Black Coffee and Cigarette Smoke

Last night I had a Facebook chat conversation with a friend - one who I haven't talked to a lot and don't know very well, either. It was close to dawn and I guess the conversation sprung out of the need to do something other than stare out into space while waiting for the arrival of the ever-elusive neend. It wasn't a trivial discussion. We exchanged condensed outlooks of life in our points-of-view and talked about how we thought fate worked. It was solid, intellectual stuff. As she tossed aside phrases such as 'men, museums and culture' I could not help but recognize an old soul in my verbal companion.

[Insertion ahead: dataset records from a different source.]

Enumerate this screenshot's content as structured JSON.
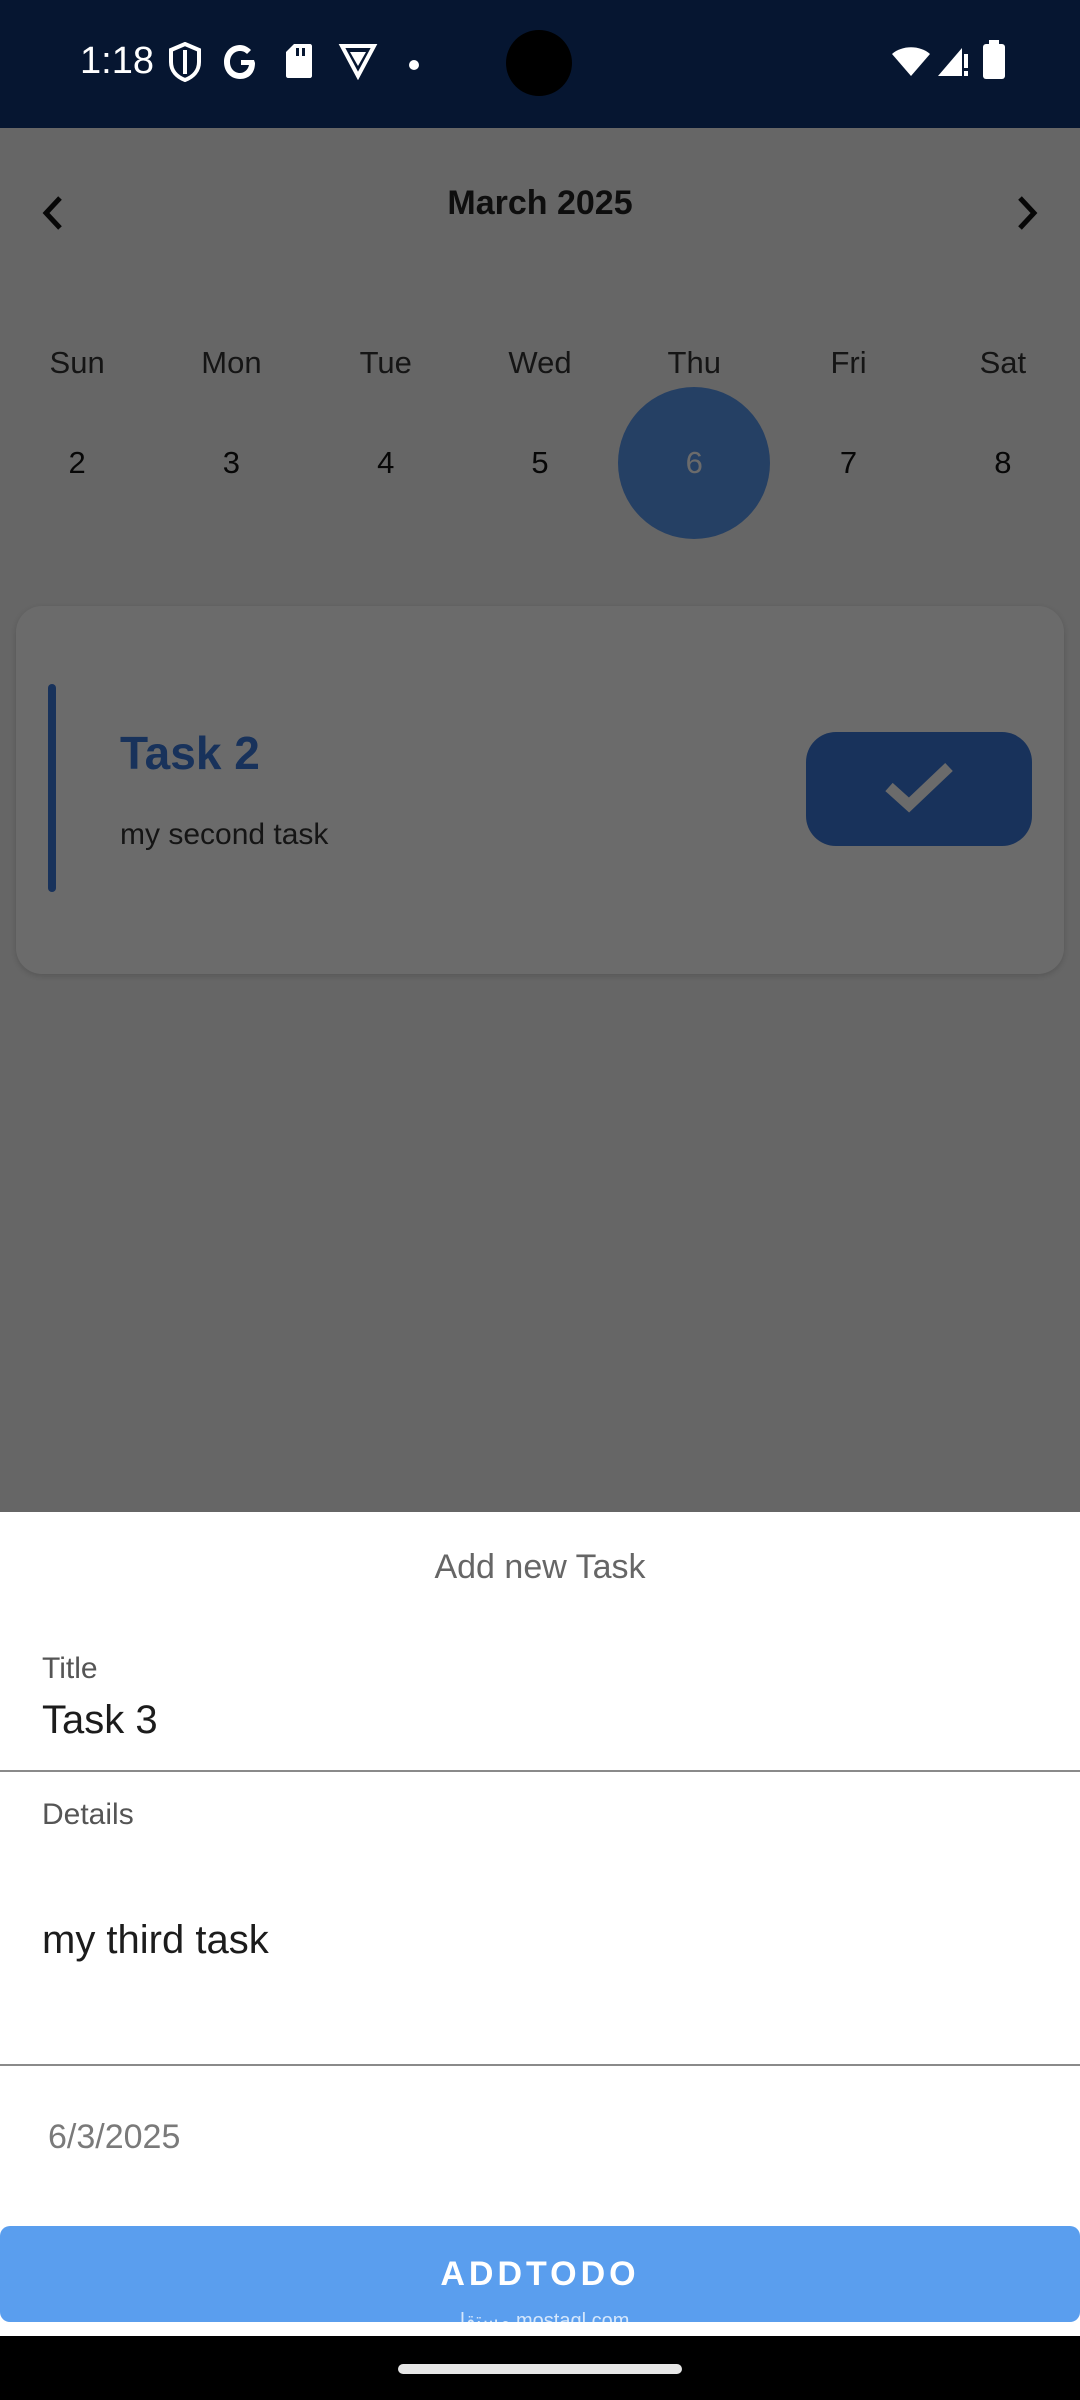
{
  "status_bar": {
    "time": "1:18",
    "left_icons": [
      "shield-icon",
      "google-icon",
      "sd-card-icon",
      "vpn-icon",
      "dot-icon"
    ],
    "right_icons": [
      "wifi-icon",
      "signal-icon",
      "battery-icon"
    ]
  },
  "calendar": {
    "month_title": "March 2025",
    "weekdays": [
      "Sun",
      "Mon",
      "Tue",
      "Wed",
      "Thu",
      "Fri",
      "Sat"
    ],
    "days": [
      "2",
      "3",
      "4",
      "5",
      "6",
      "7",
      "8"
    ],
    "selected_day": "6"
  },
  "task_list": [
    {
      "title": "Task 2",
      "details": "my second task"
    }
  ],
  "sheet": {
    "title": "Add new Task",
    "title_field": {
      "label": "Title",
      "value": "Task 3"
    },
    "details_field": {
      "label": "Details",
      "value": "my third task"
    },
    "date_value": "6/3/2025",
    "add_button_label": "ADDTODO"
  },
  "watermark": "مستقل mostaql.com",
  "colors": {
    "accent": "#3b78d8",
    "selected_day": "#5a98ee",
    "button": "#5a9eee",
    "status_bar": "#061631"
  }
}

In my overly imaginative, sleep-deprived mind's eye, I could even picture a young woman in an old-fashioned dress complete with a veiled bonnet mouthing those words at me, one finger tracing the brim of her teacup, a cigarette holder in her other hand.

Before I start sounding smitten, I'll move over to what really inspired me to write this post.

Towards the end of the conversation, I was told that, from the way I wrote, I could be the editor of some top-notch newspaper. Someone classy. And it was at that that my mind's eye went jittery and I experienced an almost palpable vision of myself in a crisp, grey suit, sitting at a handsome desk of polished, gleaming wood, a newspaper opened smartly in front of me and steam curling from a cup of black coffee sitting on the side. I could smell the aroma of the coffee and hear the hustle and bustle of people flooding the streets of Manhattan outside and the 'extra extra' of a boy at a nearby newspaper stand.

What struck me most was how there was an appeal to this no number of visions of myself peering into the depths of a microscope or mixing liquids in test tubes have had.

I guess what this made me realize was the fact that an infinite amount of possibilities lies ahead of me and I should not write off any avenues as closed. I am not untalented. I have promise. The world is my oyster.